¹ From the Departments of Nutrition Sciences (PBH, JRF, WTG, and BAG) and Critical Care (WMG), and the Clinical Nutrition Research Center (PBH, JRF, WTG, WMG, and BAG), University of Alabama at Birmingham, Birmingham, AL

Background: African Americans have a greater insulin response after glucose challenge than do European Americans. Factors underlying this response are unknown.

Objective: We determined the insulin, C-peptide, and incretin responses to a mixed macronutrient meal in African American and European American children. We hypothesized that 1) African Americans would have greater postprandial insulin and C-peptide responses, 2) African Americans would have higher incretin responses, and 3) the greater β cell response among African Americans would be explained by greater incretin responses.

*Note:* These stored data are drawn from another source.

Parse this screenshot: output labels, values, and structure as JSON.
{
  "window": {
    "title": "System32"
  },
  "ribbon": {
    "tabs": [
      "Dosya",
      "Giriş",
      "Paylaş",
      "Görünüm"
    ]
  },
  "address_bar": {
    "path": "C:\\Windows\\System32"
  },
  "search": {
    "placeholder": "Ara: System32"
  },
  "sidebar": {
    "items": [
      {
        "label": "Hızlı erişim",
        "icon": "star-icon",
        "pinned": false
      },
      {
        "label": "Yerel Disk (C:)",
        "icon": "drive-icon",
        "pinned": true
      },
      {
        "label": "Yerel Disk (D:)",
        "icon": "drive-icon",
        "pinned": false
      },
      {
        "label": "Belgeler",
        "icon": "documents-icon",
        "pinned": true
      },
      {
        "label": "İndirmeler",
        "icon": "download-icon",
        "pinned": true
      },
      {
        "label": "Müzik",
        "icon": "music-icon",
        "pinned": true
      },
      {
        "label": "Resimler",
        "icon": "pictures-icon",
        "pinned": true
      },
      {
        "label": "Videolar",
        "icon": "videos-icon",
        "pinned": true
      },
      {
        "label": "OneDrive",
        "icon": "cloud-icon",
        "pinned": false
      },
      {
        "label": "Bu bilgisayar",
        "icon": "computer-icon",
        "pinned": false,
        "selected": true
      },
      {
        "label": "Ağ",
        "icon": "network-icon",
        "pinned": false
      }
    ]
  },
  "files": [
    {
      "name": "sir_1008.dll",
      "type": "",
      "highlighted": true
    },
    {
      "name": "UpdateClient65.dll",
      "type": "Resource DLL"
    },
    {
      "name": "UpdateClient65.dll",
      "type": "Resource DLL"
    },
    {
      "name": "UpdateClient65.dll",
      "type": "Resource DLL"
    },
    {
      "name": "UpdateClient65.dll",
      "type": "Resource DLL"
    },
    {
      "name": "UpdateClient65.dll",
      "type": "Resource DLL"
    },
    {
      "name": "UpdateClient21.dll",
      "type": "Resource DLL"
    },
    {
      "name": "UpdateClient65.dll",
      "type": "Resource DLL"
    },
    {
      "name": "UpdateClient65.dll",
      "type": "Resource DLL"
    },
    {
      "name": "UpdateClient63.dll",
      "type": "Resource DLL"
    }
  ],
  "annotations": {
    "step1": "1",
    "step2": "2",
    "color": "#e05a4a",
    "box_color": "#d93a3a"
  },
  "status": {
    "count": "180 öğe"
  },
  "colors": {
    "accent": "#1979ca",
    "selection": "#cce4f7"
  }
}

Design: Subjects were 34 African American and 18 European American children. Glucose, insulin, C-peptide, glucagon-like peptide-1 (GLP-1), and glucose-dependent insulinotropic polypeptide (GIP) were measured after the subjects consumed a liquid mixed meal. Insulin, C-peptide, and incretin responses were derived from the area under the curve (AUC) for minutes 0–30 (early response) and minutes 30–180 (late response) after meal ingestion.

Results: The early insulin response was higher in African American (14 565 ± 6840 pmol/L x 30 min) than in European American (7450 ± 4077 pmol/L x 30 min; P < 0.01) children. Early C-peptide AUC did not differ by ethnicity (African Americans: 34.8 ± 12.5; European Americans: 28.6 ± 12.5 nmol/L x 30 min; P = 0.10). Early and late GLP-1 responses were lower in African Americans than in European Americans: 108.1 ± 56.4 compared with 160.5 ± 90.8 pmol/L x 30 min and 509.4 ± 286.9 compared with 781.9 ± 483.4 pmol/L x 150 min, respectively (P < 0.05 for both). The GIP response did not differ between groups.

Conclusions: The greater early insulin response in African Americans than in European Americans is not due to differences in circulating GLP-1 or GIP and may be due to lesser insulin clearance. Further research is needed to determine the physiologic implications of lower GLP-1 among African Americans.